The harness uses a five-phase waterfall pipeline running through four AST types with four-tier compiler validation. At each stage, type schemas constrain outputs, compilers verify results, and structured feedback pinpoints exactly where and why a failure occurred so the model can self-correct.

The infrastructure layer is powered by Typia, a TypeScript compiler plugin that generates schema definitions, runtime validators, lenient JSON parsers, and structured error feedback from a single type definition. Typia recovers seven categories of malformed LLM output, including markdown code blocks, unclosed brackets, unquoted JSON keys, trailing commas, incomplete keywords, type coercion errors, and double-stringified union fields.
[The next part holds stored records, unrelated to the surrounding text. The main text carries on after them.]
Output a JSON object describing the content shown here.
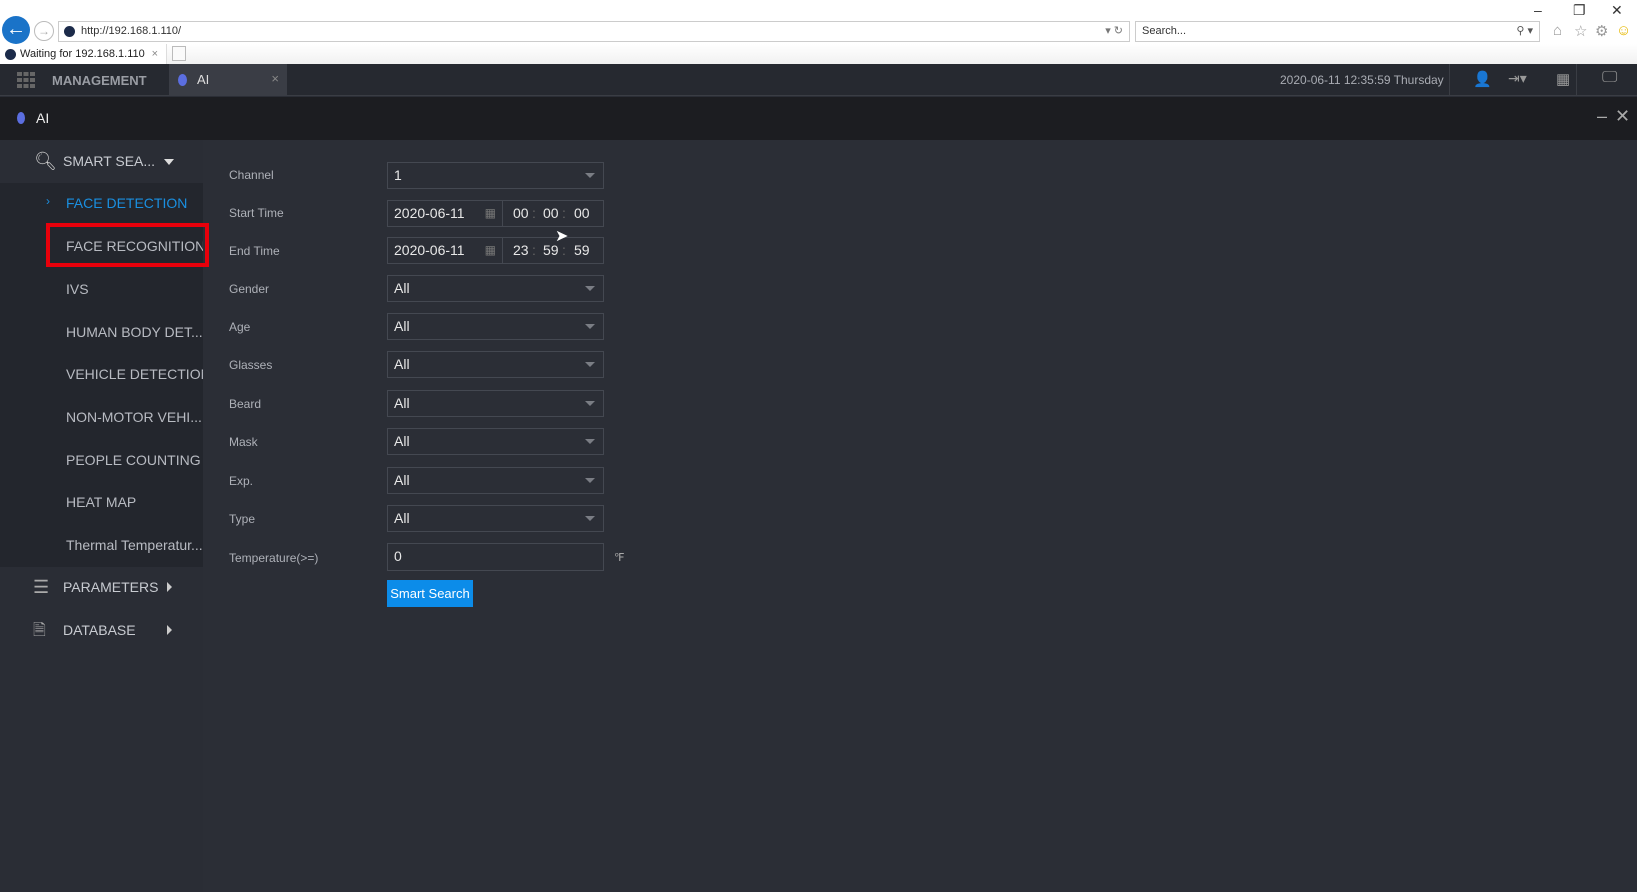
{
  "browser": {
    "url": "http://192.168.1.110/",
    "search_placeholder": "Search...",
    "tab_title": "Waiting for 192.168.1.110"
  },
  "app": {
    "management_label": "MANAGEMENT",
    "tab_label": "AI",
    "datetime": "2020-06-11 12:35:59 Thursday",
    "window_title": "AI"
  },
  "sidebar": {
    "smart_search": "SMART SEA...",
    "items": [
      {
        "label": "FACE DETECTION"
      },
      {
        "label": "FACE RECOGNITION"
      },
      {
        "label": "IVS"
      },
      {
        "label": "HUMAN BODY DET..."
      },
      {
        "label": "VEHICLE DETECTION"
      },
      {
        "label": "NON-MOTOR VEHI..."
      },
      {
        "label": "PEOPLE COUNTING"
      },
      {
        "label": "HEAT MAP"
      },
      {
        "label": "Thermal Temperatur..."
      }
    ],
    "parameters": "PARAMETERS",
    "database": "DATABASE",
    "active_color": "#1a8fe0",
    "highlight_color": "#e8000b"
  },
  "form": {
    "channel": {
      "label": "Channel",
      "value": "1"
    },
    "start": {
      "label": "Start Time",
      "date": "2020-06-11",
      "h": "00",
      "m": "00",
      "s": "00"
    },
    "end": {
      "label": "End Time",
      "date": "2020-06-11",
      "h": "23",
      "m": "59",
      "s": "59"
    },
    "selects": [
      {
        "label": "Gender",
        "value": "All"
      },
      {
        "label": "Age",
        "value": "All"
      },
      {
        "label": "Glasses",
        "value": "All"
      },
      {
        "label": "Beard",
        "value": "All"
      },
      {
        "label": "Mask",
        "value": "All"
      },
      {
        "label": "Exp.",
        "value": "All"
      },
      {
        "label": "Type",
        "value": "All"
      }
    ],
    "temperature": {
      "label": "Temperature(>=)",
      "value": "0",
      "unit": "℉"
    },
    "search_button": "Smart Search"
  }
}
Nam highlighted what he called the “pink elephant problem” in prompt engineering: telling a model not to do something actually increases the tendency toward that behavior. Schemas solve this through structural absence. If a field type is not defined in the schema, it is impossible to generate.

Who’s Affected

The pattern is relevant to any developer building AI agents that depend on structured output from language models. Nam argued the approach extends beyond software engineering to domains where deterministic validators exist, including semiconductor design verification, chemical process mass-balance checks, BIM collision detection in construction, and stability analysis in control systems.

The results also carry implications for model selection. Smaller models with as few as 3 billion active parameters successfully ran through the harness, which Nam said makes them superior “QA engineers” for identifying system vulnerabilities. Larger frontier models can mask infrastructure weaknesses by compensating with raw capability.

What’s Next

AutoBe and Typia are both open-source and available for integration. From a single natural language prompt like “Build me a shopping mall backend,” AutoBe generates requirements analysis, database schemas, OpenAPI specifications, end-to-end test code, complete implementation code, and type-safe SDKs.

The approach remains limited to domains where deterministic validators can be constructed. Tasks requiring subjective judgment or creative output, where no compiler or formal verifier exists, fall outside the scope of this technique. Whether the pattern sees broader adoption depends on whether the engineering community prioritizes harness-level solutions over waiting for model-level improvements in structured output generation.